In “Blacks and Jews,” filmmakers Deborah Kaufman, Bari Scott and Alan Snitow explore the events that have given rise to resentment on both sides and trace the freefall of this once solid friendship with intelligence and a rigorous avoidance of platitudes. The documentary will air nationwide on Tuesday, July 29, the latest offering in PBS’s excellent “P.O.V.” series, a showcase for independent, non-fiction films now in its tenth year. (Locally, it airs on KCET.)

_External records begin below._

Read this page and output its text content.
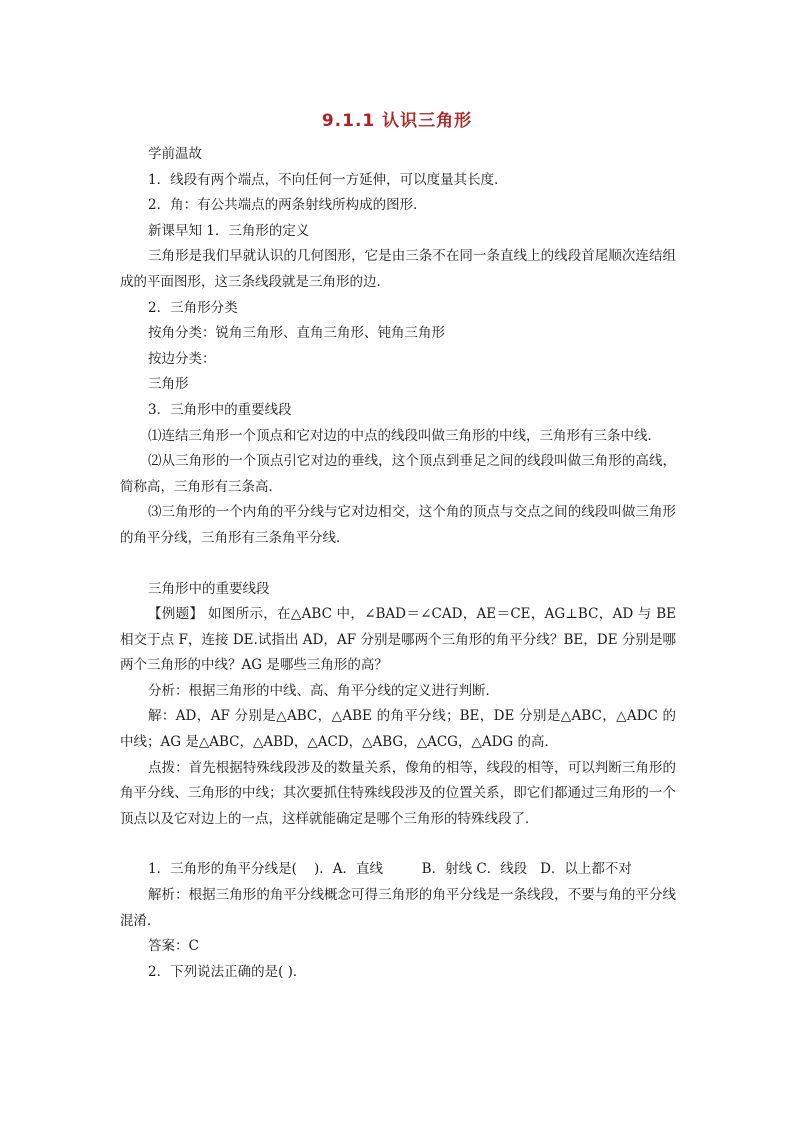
9.1.1 认识三角形

学前温故

1．线段有两个端点，不向任何一方延伸，可以度量其长度．

2．角：有公共端点的两条射线所构成的图形．

新课早知 1．三角形的定义

三角形是我们早就认识的几何图形，它是由三条不在同一条直线上的线段首尾顺次连结组成的平面图形，这三条线段就是三角形的边．

2．三角形分类

按角分类：锐角三角形、直角三角形、钝角三角形

按边分类：

三角形

3．三角形中的重要线段

⑴连结三角形一个顶点和它对边的中点的线段叫做三角形的中线，三角形有三条中线．

⑵从三角形的一个顶点引它对边的垂线，这个顶点到垂足之间的线段叫做三角形的高线，简称高，三角形有三条高．

⑶三角形的一个内角的平分线与它对边相交，这个角的顶点与交点之间的线段叫做三角形的角平分线，三角形有三条角平分线．

三角形中的重要线段

【例题】 如图所示，在△ABC 中，∠BAD＝∠CAD，AE＝CE，AG⊥BC，AD 与 BE 相交于点 F，连接 DE.试指出 AD，AF 分别是哪两个三角形的角平分线？BE，DE 分别是哪两个三角形的中线？AG 是哪些三角形的高？

分析：根据三角形的中线、高、角平分线的定义进行判断．

解：AD，AF 分别是△ABC，△ABE 的角平分线；BE，DE 分别是△ABC，△ADC 的中线；AG 是△ABC，△ABD，△ACD，△ABG，△ACG，△ADG 的高．

点拨：首先根据特殊线段涉及的数量关系，像角的相等，线段的相等，可以判断三角形的角平分线、三角形的中线；其次要抓住特殊线段涉及的位置关系，即它们都通过三角形的一个顶点以及它对边上的一点，这样就能确定是哪个三角形的特殊线段了．

1．三角形的角平分线是(    )．A．直线         B．射线 C．线段   D．以上都不对

解析：根据三角形的角平分线概念可得三角形的角平分线是一条线段，不要与角的平分线混淆．

答案：C

2．下列说法正确的是( )．
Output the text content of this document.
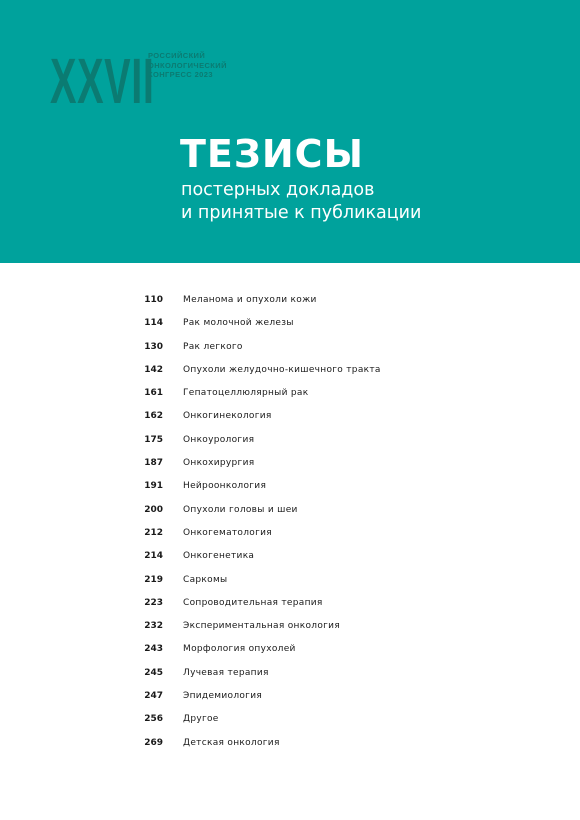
XXVII
РОССИЙСКИЙ
ОНКОЛОГИЧЕСКИЙ
КОНГРЕСС 2023
ТЕЗИСЫ
постерных докладов
и принятые к публикации
110 Меланома и опухоли кожи
114 Рак молочной железы
130 Рак легкого
142 Опухоли желудочно-кишечного тракта
161 Гепатоцеллюлярный рак
162 Онкогинекология
175 Онкоурология
187 Онкохирургия
191 Нейроонкология
200 Опухоли головы и шеи
212 Онкогематология
214 Онкогенетика
219 Саркомы
223 Сопроводительная терапия
232 Экспериментальная онкология
243 Морфология опухолей
245 Лучевая терапия
247 Эпидемиология
256 Другое
269 Детская онкология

Those looking for some kind of upbeat closure will not find it here, yet there are some moments of inspiration: A black West Indian journalist rescues a bloodied Hasidic father and his son during the Crown Heights street rioting of 1991. After a reuinion much later, the journalist describes discovering the Morrocan immigrant and ex-hippie behind the Jewish man’s beard and black garb. In that same beleaguered section of Brooklyn, a black-Jewish rap group called “The Cure” belts out positive messages with affable swagger. There is also the story of how Chicago Rabbi Robert Marx joined in protest with black homebuyers in 1969 to protest racist bank practices and the cynical manipulations of local real estate speculators (many of whom were Jewish) when the city’s Lawndale area was making it’s rocky transition from a Jewish neighborhood to a black one. Few current Lawndale residents, the film points out, are old enough to remember those united efforts now.

These episodes are cheering, but they are like faint solos, easily drowned out on the larger stage of black-Jewish relations, which the filmmakers describe at the outset as having degenerated into “a public ritual of mutual blame.”

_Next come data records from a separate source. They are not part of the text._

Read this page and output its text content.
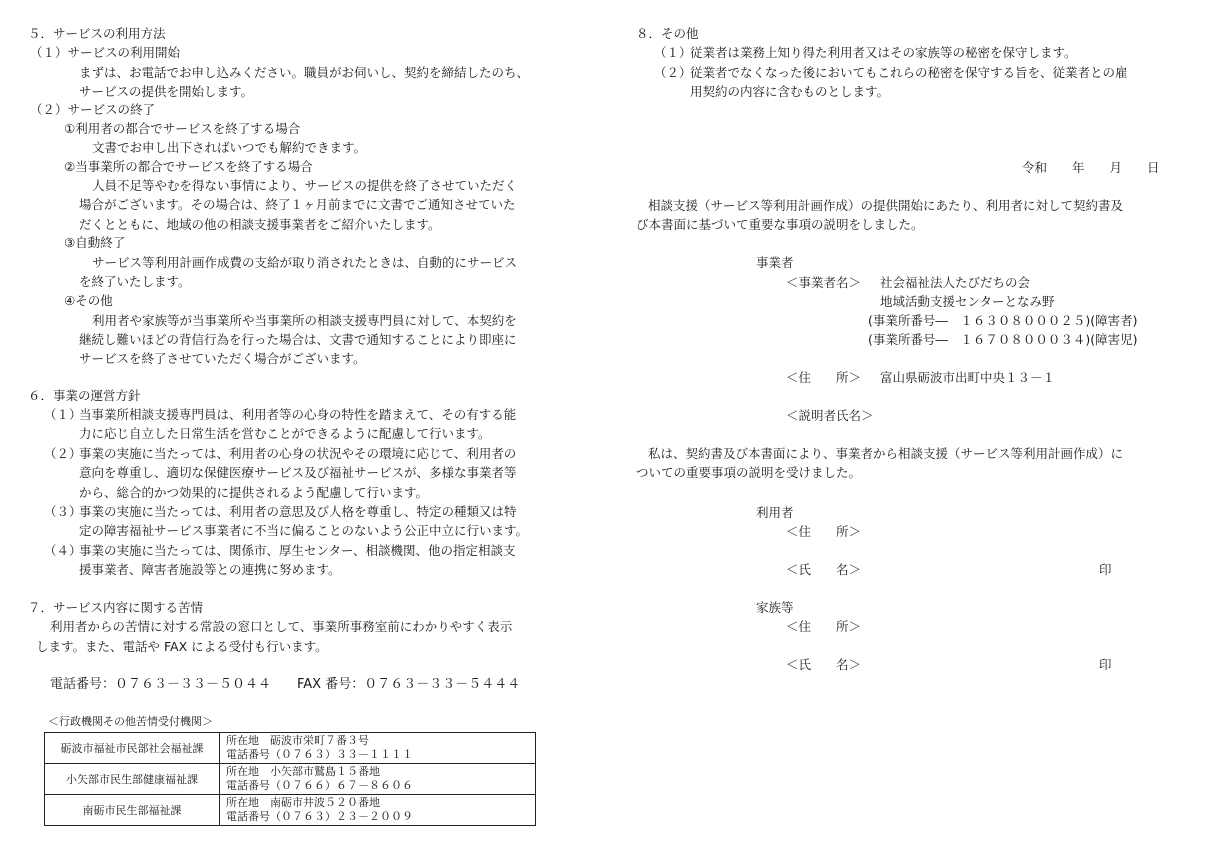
５．サービスの利用方法
（１）サービスの利用開始
まずは、お電話でお申し込みください。職員がお伺いし、契約を締結したのち、
サービスの提供を開始します。
（２）サービスの終了
①利用者の都合でサービスを終了する場合
文書でお申し出下さればいつでも解約できます。
②当事業所の都合でサービスを終了する場合
人員不足等やむを得ない事情により、サービスの提供を終了させていただく
場合がございます。その場合は、終了１ヶ月前までに文書でご通知させていた
だくとともに、地域の他の相談支援事業者をご紹介いたします。
③自動終了
サービス等利用計画作成費の支給が取り消されたときは、自動的にサービス
を終了いたします。
④その他
利用者や家族等が当事業所や当事業所の相談支援専門員に対して、本契約を
継続し難いほどの背信行為を行った場合は、文書で通知することにより即座に
サービスを終了させていただく場合がございます。
６．事業の運営方針
（１）
当事業所相談支援専門員は、利用者等の心身の特性を踏まえて、その有する能
力に応じ自立した日常生活を営むことができるように配慮して行います。
（２）
事業の実施に当たっては、利用者の心身の状況やその環境に応じて、利用者の
意向を尊重し、適切な保健医療サービス及び福祉サービスが、多様な事業者等
から、総合的かつ効果的に提供されるよう配慮して行います。
（３）
事業の実施に当たっては、利用者の意思及び人格を尊重し、特定の種類又は特
定の障害福祉サービス事業者に不当に偏ることのないよう公正中立に行います。
（４）
事業の実施に当たっては、関係市、厚生センター、相談機関、他の指定相談支
援事業者、障害者施設等との連携に努めます。
７．サービス内容に関する苦情
利用者からの苦情に対する常設の窓口として、事業所事務室前にわかりやすく表示
します。また、電話や FAX による受付も行います。
電話番号：０７６３－３３－５０４４　　FAX 番号：０７６３－３３－５４４４
＜行政機関その他苦情受付機関＞
砺波市福祉市民部社会福祉課	所在地　砺波市栄町７番３号
電話番号（０７６３）３３－１１１１

小矢部市民生部健康福祉課	所在地　小矢部市鷲島１５番地
電話番号（０７６６）６７－８６０６

南砺市民生部福祉課	所在地　南砺市井波５２０番地
電話番号（０７６３）２３－２００９
８．その他
（１）
従業者は業務上知り得た利用者又はその家族等の秘密を保守します。
（２）
従業者でなくなった後においてもこれらの秘密を保守する旨を、従業者との雇
用契約の内容に含むものとします。
令和　　年　　月　　日
相談支援（サービス等利用計画作成）の提供開始にあたり、利用者に対して契約書及
び本書面に基づいて重要な事項の説明をしました。
事業者
＜事業者名＞ 社会福祉法人たびだちの会
地域活動支援センターとなみ野
(事業所番号―　１６３０８０００２５)(障害者)
(事業所番号―　１６７０８０００３４)(障害児)
＜住　　所＞ 富山県砺波市出町中央１３－１
＜説明者氏名＞
私は、契約書及び本書面により、事業者から相談支援（サービス等利用計画作成）に
ついての重要事項の説明を受けました。
利用者
＜住　　所＞
＜氏　　名＞	印
家族等
＜住　　所＞
＜氏　　名＞	印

From the Crown Heights riots to the Million Man March on Washington in 1995 to the media circus that ensued after a group of predominantly black high school students in Oakland laughed disruptively during a screening of “Schindler’s List,” the filmmakers do not shy away from the deep wounds and facile stereotypes that shape the interactions of these two communities.

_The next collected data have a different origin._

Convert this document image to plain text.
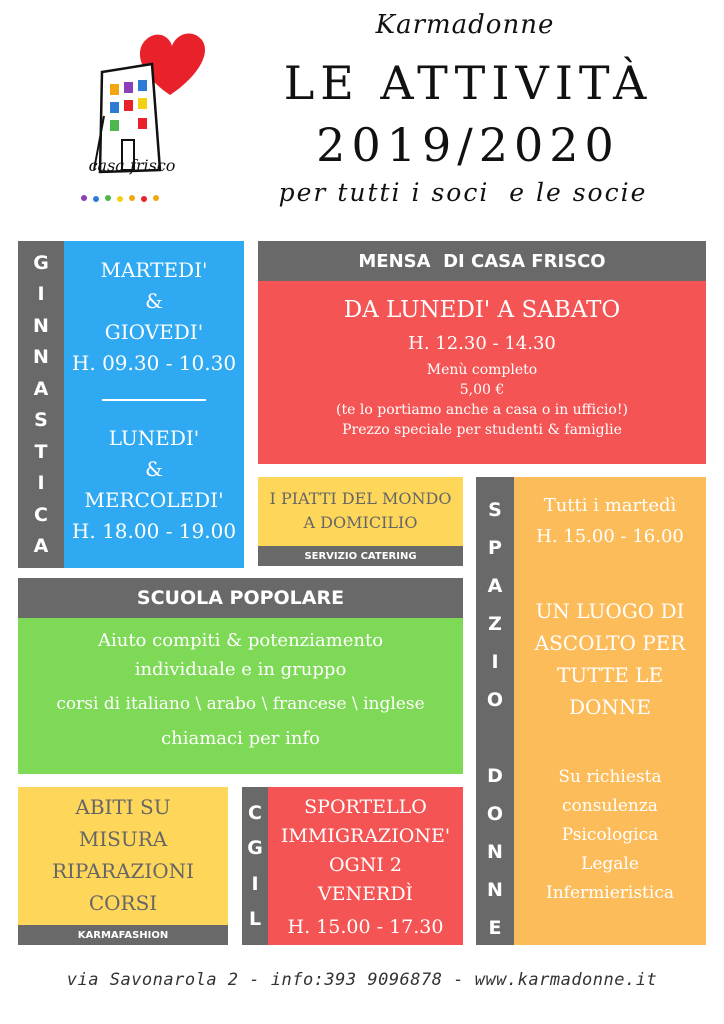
casa frisco
Karmadonne
LE ATTIVITÀ
2019/2020
per tutti i soci  e le socie
G
I
N
N
A
S
T
I
C
A
MARTEDI'
&
GIOVEDI'
H. 09.30 - 10.30
LUNEDI'
&
MERCOLEDI'
H. 18.00 - 19.00
MENSA  DI CASA FRISCO
DA LUNEDI' A SABATO
H. 12.30 - 14.30
Menù completo
5,00 €
(te lo portiamo anche a casa o in ufficio!)
Prezzo speciale per studenti & famiglie
I PIATTI DEL MONDO
A DOMICILIO
SERVIZIO CATERING
S
P
A
Z
I
O
D
O
N
N
E
Tutti i martedì
H. 15.00 - 16.00
UN LUOGO DI
ASCOLTO PER
TUTTE LE
DONNE
Su richiesta
consulenza
Psicologica
Legale
Infermieristica
SCUOLA POPOLARE
Aiuto compiti & potenziamento
individuale e in gruppo
corsi di italiano \ arabo \ francese \ inglese
chiamaci per info
ABITI SU
MISURA
RIPARAZIONI
CORSI
KARMAFASHION
C
G
I
L
SPORTELLO
IMMIGRAZIONE'
OGNI 2
VENERDÌ
H. 15.00 - 17.30
via Savonarola 2 - info:393 9096878 - www.karmadonne.it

Much of what fuels the conflict portrayed so ably here is a microcosm of what ails the country at large: a climate of tribalism and victimology, the brutishness of public discourse and endless battles over language as a way to define and claim events. Hours after a Hasidic driver accidentally ran over 7-year-old Gavin Cato in Crown Heights that fateful day in August 1991, Hasidic student Yankel Rosenbaum was fatally stabbed. Many blacks called the eruption of violence an uprising. Jews called it a pogrom.

Nowhere in the film is the complexity of the failed relationship between blacks and Jews captured more vividly than in the final segment. In 1994, when 69 students from Oakland’s prediminantly black Castlemont High School went on a Martin Luther King Day field trip to see “Schindler’s List,” they were kicked out of the theater before the film was over. Their constant laughter — even during brutal execution scenes — got other movie patrons so upset that they stormed into the lobby to protest to the theatre manager. The real drama, however, happened later, after the news media had all gone home. Responding to student complaints that they were forced to learn about the Jewish Holocaust at the expense of their own history, Castlemont set aside a day for invited speakers to focus on the African-American experience. In one classroom a presenter is seen telling students, “This whole society’s job is to make you feel bad about being black.” Another tells them that Jews dominated the slave trade.

It’s a disturbing spectacle, but strangely enough, the most depressing moment in the entire film comes moments later, during an interview with a pair of youngish Castlemont teachers — one Jewish and one black –whose comments are interspersed throughout this segment. When the black teacher is asked about the objectionable material presented by these guest speakers, her response is dishearteningly noncomittal: “Well, out of 27 presenters, two raised some issues that the students challenged.” The Jewish teacher counters that propagating blatantly anti-Semitic lies is hardly the same as “raising some issues.” His black colleague smiles faintly and says nothing. Watching this telling scene play out like a subdued piece of cinema verité, one can’t help but feel that there remains a great deal that we shall not overcome.